Daarna zijn we in onze trapkajak gestapt voor een gezamenlijk rondje ‘zitten’. Dat flitste voorbij, we voeren voor ons doen heel hard (6,7 km/u) – we hebben regelmatig gevaren, de laatste tijd, veel verder ook al, dus kun je op zo’n klein stukje gas geven dan. Het is ook een heel simpele beweging. Het lijkt ook wel op fietsen en is zo mooi op z’n plek als tweede sport.
Daarna stapten we over op de SUP’s. Dat ging bij mij niet helemaal vlekkeloos, mede doordat er een slak zat op de plek waar ik me eigenlijk vast wilde houden. Na een plons in het water kon ik echter toch gaan ‘staan’ voor een rondje peddelen. De slak is nog een eindje meegevaren maar er toch afgespoeld onderweg.

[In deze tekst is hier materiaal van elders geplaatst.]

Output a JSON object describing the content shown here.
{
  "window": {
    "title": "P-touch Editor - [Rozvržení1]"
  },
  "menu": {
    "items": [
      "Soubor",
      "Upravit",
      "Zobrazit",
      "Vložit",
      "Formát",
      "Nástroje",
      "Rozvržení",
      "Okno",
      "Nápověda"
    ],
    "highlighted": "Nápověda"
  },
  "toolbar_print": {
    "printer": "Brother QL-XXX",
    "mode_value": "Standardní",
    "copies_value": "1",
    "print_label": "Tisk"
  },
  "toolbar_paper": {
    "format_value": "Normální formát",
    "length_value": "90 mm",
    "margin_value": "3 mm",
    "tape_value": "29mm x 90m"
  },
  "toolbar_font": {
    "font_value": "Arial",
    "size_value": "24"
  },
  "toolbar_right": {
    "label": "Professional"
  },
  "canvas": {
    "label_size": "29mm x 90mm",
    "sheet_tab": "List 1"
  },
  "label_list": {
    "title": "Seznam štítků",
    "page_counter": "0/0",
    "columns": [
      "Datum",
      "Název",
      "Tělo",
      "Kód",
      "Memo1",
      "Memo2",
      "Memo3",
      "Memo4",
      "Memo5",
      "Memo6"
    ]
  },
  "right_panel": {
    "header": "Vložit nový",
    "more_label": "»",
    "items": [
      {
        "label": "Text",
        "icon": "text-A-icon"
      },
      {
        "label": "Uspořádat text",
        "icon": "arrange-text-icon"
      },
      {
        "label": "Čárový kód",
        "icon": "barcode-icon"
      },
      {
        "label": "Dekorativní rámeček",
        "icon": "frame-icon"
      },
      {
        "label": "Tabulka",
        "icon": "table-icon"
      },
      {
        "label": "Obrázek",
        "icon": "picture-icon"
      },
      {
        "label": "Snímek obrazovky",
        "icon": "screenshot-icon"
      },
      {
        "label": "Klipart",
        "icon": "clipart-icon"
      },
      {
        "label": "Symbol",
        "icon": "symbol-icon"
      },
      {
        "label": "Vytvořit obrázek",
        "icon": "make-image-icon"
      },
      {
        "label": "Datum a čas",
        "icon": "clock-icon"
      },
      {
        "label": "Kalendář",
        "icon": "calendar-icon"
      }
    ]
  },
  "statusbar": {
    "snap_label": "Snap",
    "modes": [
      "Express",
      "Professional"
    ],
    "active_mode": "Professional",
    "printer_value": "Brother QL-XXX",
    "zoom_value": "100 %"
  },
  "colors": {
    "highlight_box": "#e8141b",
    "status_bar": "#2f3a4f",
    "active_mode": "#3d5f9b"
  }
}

Het was dus nog maar onze tweede keer op een SUP, en voelde dus nog steeds wat wiebelig en onwennig. Het is een gekke beweging omdat je steeds moet overpakken – doorhalen aan de ene of aan de andere kant betekent ook dat je je handen moet wisselen van boven naar onder. Het is ook best zwaar, de wind stak op en zo na het zwemmen kreeg ik moeie armen. Maar wel ook leuk.
Alledrie de parcoursen waren dus even lang: zo’n 2,1 km. In totaal zijn we er net geen 2 uur mee bezig geweest. Zo ziet dat er dan uit op GPS:
Lekker twee uur buiten gespeeld en leuk om het verschil in beleving te merken tussen die drie bezigheden op precies dezelfde plek!